At which I try not to reply sharply, “You mean, No thank you, Grandmother dear?”

I did have a successful conversation with him one evening when we were at my sister’s cottage for dinner. It was my birthday, so I had no responsibilities for the meal except to sit drinking on the deck waiting to be served, which I did. As I was swizzling a stick in my beverage, the grandson suddenly came charging out the door brandishing a rifle.

I took one look and cried, “My BB gun!”

“Yeah!” he cried. “I didn’t know you had a BB gun! Look, you carved your name on it!” And sure enough, there carved into the stock in scraggly letters was ALISON BAKER.

“Wow,” I said, taking it in my arms. “It was my dad’s when he was a boy. He took the barrel off so I wouldn’t put anyone’s eye out. I remember it was really hard to cock. I had to stand it butt first on the ground and lean on it.”

“Yeah, it is stiff,” said the grandson, taking it back and easily cocking it.

“So,” I said, “have you been hunting with your dad?”

And he launched into stories of hunting birds in Wisconsin, and the differences between hunting quail and hunting ducks, and yes, they eat them, but his first one they stuffed and it’s in his room, a wood duck, and no, he probably wouldn’t get to go deer hunting till he was fourteen or so.

All the while he’s swinging the gun around, cocking it and pulling the trigger for little nearly-inaudible pops, aiming at various inanimate things in the yard.

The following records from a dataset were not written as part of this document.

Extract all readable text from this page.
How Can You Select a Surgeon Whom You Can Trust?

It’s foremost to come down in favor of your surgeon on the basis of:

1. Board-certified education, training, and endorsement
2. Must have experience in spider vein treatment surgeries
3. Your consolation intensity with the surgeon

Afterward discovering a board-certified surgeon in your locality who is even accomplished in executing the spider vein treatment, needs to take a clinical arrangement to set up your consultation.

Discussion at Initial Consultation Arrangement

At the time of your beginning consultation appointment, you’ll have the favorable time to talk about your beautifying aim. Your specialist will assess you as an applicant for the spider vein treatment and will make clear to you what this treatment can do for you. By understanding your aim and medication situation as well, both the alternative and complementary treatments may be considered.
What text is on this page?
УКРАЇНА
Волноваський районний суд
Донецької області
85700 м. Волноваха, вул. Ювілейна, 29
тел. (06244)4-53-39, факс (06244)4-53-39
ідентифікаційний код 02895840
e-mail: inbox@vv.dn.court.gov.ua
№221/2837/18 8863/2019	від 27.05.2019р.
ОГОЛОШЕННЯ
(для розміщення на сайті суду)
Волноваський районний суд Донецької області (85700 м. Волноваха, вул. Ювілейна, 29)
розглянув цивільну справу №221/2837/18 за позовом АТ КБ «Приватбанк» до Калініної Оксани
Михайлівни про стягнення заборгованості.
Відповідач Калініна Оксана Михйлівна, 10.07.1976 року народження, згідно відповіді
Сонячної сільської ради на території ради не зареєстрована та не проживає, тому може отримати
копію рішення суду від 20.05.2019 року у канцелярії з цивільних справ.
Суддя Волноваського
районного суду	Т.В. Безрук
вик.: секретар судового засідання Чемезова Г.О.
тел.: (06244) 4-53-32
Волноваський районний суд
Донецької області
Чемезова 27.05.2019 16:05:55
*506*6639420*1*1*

Watching him, I remember how much I liked holding that gun, swaggering around the yard feeling as manly as Marshall Dillon or Palladin. Or Bart, not Bret, Maverick.

“Does it bother you to kill things?” I asked as neutrally as I could.

“Nope,” he said. “Well, maybe the first time, but not any more.”

Just about then there was a knock at the front door, and in a moment my sister poked her head out the back and said to the grandson, “It’s for you.” I followed him inside.

It was a couple of girls from a nearby cottage who apparently had seen him handling his equipment in the yard. They had manufactured some Rice Krispy treats, and thought he might like one, which he would.

“Want to walk down to the beach?” said the one with green hair.

“Sure,” he said, and as the grownups watched in astonishment, they headed off down the road. Fortunately, none of us had the presence of mind to call, “Be back for supper!” We just went back to our drinks.

And he set out on that journey that no doubt will bring him to many more girls, and many more treats, along the way. He might want to work on his conversational skills a little, but I took it as a good sign that he had left our BB gun behind.